In Language Studio a MT expert can for an engine assembly select an Omniscient Technologies INDUSTRY engine as a foundation, then add layers of data from broad domains as discussed in the above example, add data from in domain competitors where available and then overlay it all with customer specific data that will have the highest statistical relevance.
However, none of the above is possible if the data used for engine assemblies cannot be found because it is 1) not uploaded into Language Studio and 2) not included in a taxonomy.
Engine Strategy and Taxonomy
While I apologize for the lengthy introduction, understanding the above concepts is critically important to any MT project. Not understanding and applying them is likely to result in a lot of overhead trying to apply MT but ultimately unsatisfactory results.
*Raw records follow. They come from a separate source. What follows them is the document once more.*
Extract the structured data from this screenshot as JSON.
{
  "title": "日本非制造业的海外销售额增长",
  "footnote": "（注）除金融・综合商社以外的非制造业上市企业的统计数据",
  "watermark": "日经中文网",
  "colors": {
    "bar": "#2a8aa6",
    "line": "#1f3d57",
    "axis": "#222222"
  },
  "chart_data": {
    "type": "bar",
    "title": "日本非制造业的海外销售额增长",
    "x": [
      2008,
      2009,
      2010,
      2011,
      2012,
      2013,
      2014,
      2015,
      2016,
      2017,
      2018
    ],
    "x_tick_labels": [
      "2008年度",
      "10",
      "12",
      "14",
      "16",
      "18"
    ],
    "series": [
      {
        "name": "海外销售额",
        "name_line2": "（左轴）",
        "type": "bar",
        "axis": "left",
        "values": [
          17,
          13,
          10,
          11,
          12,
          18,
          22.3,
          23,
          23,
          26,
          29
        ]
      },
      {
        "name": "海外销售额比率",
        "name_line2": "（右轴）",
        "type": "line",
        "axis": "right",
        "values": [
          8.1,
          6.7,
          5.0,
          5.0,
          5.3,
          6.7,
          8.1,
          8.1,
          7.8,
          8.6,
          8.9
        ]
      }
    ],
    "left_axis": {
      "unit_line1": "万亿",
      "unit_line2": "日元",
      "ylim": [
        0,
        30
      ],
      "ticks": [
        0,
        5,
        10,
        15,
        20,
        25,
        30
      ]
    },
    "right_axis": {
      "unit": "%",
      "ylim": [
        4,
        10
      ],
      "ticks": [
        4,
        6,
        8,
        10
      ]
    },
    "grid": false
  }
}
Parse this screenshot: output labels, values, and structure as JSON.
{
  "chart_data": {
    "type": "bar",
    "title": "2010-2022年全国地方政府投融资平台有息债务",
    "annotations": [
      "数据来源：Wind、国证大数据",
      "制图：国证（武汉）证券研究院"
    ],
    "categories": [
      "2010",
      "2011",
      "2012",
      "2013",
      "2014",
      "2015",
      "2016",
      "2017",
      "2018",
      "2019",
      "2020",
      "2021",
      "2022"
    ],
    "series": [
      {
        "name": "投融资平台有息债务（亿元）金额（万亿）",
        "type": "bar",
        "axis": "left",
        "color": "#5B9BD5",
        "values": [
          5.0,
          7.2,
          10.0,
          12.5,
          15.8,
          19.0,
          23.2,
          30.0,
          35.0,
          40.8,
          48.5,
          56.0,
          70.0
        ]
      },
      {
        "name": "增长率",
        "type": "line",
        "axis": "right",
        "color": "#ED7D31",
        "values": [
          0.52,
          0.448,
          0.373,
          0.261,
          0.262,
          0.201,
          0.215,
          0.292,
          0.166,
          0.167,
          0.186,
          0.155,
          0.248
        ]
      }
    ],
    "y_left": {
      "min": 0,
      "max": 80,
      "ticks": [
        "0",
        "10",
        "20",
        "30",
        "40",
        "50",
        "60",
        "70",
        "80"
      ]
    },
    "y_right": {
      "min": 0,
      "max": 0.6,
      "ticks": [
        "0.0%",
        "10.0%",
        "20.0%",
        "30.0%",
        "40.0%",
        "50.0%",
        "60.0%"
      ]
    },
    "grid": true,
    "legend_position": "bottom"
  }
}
While data taxonomies can quickly become complex, a simple initial taxonomy, however, could use Omniscient Technologies industry domains (e.g. IT, Travel, Banking and Finance, etc), plus tags for domain (e.g. marketing, engineering, …), tags for language (pair) and tags for data type (e.g. TM, LM, ….) as well as tagging by customer. A simple data taxonomy such as this will will ease the engine assembly significantly and provide ROI very quickly. It allows the MT expert to quickly identify relevant (and sufficient) data at the start of a project, determine the ideal “layering” strategy and quickly produce a SMT engine. This approach in combination with processes that ensure that post-edited content is fed back into the system create a “feedback” loop that leads to continuous improvement and significantly improves the time for achieving significant ROI. Language Studio supports automated improvement (auto-train) both for professional (high-end and complex) engines as well as basic engines allowing LSP’s to update their engines within a matter of hours.
Finally, a solid engine strategy further assists shortening the time before achieving an ROI. The exact strategy and MT project selection will differ by LSP but LSP’s that do much (recurring) work in specific industry verticals and language pairs should consider building their own “general” engines for these industry-domain-language combinations. Doing so will enable rush projects to use an “off the shelf” custom engine and larger projects can build upon a solid “foundation” to build custom engines for specific projects.
Omniscien Technologies’ Language Studio provides significant capabilities but LSP’s will only be able to maximise benefits if they take a strategic approach to MT (see also the MT Maturity Model published by Omniscien Technologies) and turn their data into an asset for building good quality right MT engines. There is admittedly quite a bit of effort to change processes, appoint leaders for MT and implement a data taxonomy and engine strategy, however, all the LSP’s that have implemented these changes have seen significant increases in ROI and localisation staff embracing MT.